If I’m trying to sum it up, Asteroid City is us watching at the same time, a black-and-white documentary about the making of a play called Asteroid City that has been narrated by Bryan Cranston, with the play being created by someone played by Edward Norton, and the story is about a bunch of families travelling to a makeshift fixer-upper town in the dessert named Asteroid City as part of a young stargazer event which is interrupted partway through by an alien (which is played and I believe motion-captured by Jeff Goldblum for no apparent reason, since he only gets a few lines of dialogue, so you could have put anyone in that position and it would have made sense) and the ensuing chaos of the quarantine.

That all does a disservice to how insane the movie feels! There is so much going on in this movie. You have an actress played by Scarlett Johansson who is rehearsing for a part, a realtor played by Steve Carrell who is trying to flog land, the main family that is coming to terms with the death of the mother…

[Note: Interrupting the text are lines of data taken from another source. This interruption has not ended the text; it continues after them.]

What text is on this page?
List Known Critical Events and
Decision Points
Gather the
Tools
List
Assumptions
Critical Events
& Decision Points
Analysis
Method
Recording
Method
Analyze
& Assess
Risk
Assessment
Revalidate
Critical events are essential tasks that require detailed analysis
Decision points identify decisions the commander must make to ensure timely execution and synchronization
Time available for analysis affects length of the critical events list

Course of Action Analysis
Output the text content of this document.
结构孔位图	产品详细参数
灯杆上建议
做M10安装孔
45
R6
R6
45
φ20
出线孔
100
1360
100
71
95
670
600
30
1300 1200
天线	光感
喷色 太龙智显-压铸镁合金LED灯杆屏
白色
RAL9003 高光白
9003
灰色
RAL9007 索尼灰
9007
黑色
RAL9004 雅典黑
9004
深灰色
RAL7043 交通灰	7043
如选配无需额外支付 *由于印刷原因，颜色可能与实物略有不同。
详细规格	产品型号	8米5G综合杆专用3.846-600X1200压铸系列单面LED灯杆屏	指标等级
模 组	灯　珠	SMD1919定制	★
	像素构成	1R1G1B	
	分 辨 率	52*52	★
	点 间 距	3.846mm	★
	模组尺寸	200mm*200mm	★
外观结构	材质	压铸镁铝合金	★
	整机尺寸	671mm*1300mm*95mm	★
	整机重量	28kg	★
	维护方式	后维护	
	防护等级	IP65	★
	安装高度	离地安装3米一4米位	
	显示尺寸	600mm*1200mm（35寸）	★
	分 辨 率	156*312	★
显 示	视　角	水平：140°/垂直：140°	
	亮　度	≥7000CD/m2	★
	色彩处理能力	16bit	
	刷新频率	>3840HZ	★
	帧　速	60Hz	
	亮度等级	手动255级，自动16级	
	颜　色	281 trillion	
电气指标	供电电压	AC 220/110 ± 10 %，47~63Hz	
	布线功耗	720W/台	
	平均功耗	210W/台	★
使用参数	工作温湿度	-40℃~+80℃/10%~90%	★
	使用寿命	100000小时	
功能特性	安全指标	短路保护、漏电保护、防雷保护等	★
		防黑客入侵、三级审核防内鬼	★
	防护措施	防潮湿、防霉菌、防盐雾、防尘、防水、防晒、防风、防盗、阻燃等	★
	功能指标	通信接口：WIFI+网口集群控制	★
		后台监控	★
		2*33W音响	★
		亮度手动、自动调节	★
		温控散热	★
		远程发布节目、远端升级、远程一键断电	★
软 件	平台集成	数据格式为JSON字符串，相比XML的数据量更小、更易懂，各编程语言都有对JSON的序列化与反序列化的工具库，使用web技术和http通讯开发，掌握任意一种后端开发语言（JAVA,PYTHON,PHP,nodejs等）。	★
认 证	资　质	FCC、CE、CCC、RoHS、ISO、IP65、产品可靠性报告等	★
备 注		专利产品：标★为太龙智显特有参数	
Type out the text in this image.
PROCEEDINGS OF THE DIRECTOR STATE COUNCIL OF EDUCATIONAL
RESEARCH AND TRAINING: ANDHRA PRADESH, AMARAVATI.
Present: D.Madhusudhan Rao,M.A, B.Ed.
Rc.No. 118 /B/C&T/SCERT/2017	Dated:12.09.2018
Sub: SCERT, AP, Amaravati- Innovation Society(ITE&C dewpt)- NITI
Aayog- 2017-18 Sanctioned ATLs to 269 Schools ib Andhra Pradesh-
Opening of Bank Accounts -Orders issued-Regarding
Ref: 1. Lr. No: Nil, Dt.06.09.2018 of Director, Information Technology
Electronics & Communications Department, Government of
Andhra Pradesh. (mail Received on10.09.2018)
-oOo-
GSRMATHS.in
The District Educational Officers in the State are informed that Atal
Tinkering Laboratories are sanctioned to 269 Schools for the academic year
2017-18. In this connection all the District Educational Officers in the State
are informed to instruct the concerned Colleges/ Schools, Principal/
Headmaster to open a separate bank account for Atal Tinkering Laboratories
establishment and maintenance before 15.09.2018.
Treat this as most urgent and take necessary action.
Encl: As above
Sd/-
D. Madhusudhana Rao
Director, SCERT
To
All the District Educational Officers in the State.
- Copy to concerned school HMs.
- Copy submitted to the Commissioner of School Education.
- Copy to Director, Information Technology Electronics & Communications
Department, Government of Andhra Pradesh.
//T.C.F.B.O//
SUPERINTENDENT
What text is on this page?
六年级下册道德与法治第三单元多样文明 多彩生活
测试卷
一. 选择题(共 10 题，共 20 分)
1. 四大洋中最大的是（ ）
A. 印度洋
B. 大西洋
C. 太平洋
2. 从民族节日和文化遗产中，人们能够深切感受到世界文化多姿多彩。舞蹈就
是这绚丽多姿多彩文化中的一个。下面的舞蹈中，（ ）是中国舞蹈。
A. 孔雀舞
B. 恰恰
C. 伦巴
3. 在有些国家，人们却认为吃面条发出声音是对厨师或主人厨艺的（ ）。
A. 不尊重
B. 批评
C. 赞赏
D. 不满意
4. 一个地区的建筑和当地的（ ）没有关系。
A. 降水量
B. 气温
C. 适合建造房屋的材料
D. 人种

Because this film is really pretentious it actually labels its acts to seem like it’s doing an artsy throwback- which was the main thing that came across to me about this film: it’s pretentious, and it tries to pretend it’s not by being quirky. If I was to paraphrase a quote from Mitch Ben when talking about the film Love Actually, it’s that no one in this film talks like a human being. There are a ton of fourth wall breaks that don’t make sense, the dialogue is incoherent nonsense. There were some funny moments, don’t get me wrong, I did laugh at some points, but wow the dialogue in this movie is appalling! It feels apt that this is a movie with an alien in it because no one in it sounds like they’re from the planet Earth. I thought that the twist was going to be that they were all aliens all along, which would explain why nothing makes sense, but nope, that’s just the text that the playwright envisioned.

There were so many character moments where I was just like, I don’t care! You have given me no reason to care. I longed for simple dialogue and character interactions. Just do something that would be in a normal movie!

By the time we get to the third act, the film just gives up and stops. They even have a fourth wall break again to point out the fact that the whole thing is nonsense.

The cast is really over the top, I haven’t even mentioned Jeffery Wright, Willem Dafoe, Adrian Brody, Tilda Swinton, and Tom Hanks. This film is so star-studded that I think that it hurts the movie because there is no one to be the lead actor or actress, so as a result, it feels like one of those albums that you hear that is loaded with so many guest stars that it feels like a compilation piece with no identity.

This film really broke me. It felt like hanging around in a small, confined area with a person that thinks that they’re smarter than me and much more eccentric. If you’re actually eccentric and interesting, stop pointing it out!

I really grew to dislike this movie. It’s got everything that I don’t like about The Grand Budapest Hotel and it felt like it supercharged it. It felt like Anderson leaned into all of his weaknesses and did not play to any of his strengths. It’s a mess of a movie and I genuinely can’t recommend it to anyone.

No joke, if I was watching this on Netflix, I would have given up by the 20-minute mark. That’s how bad it was.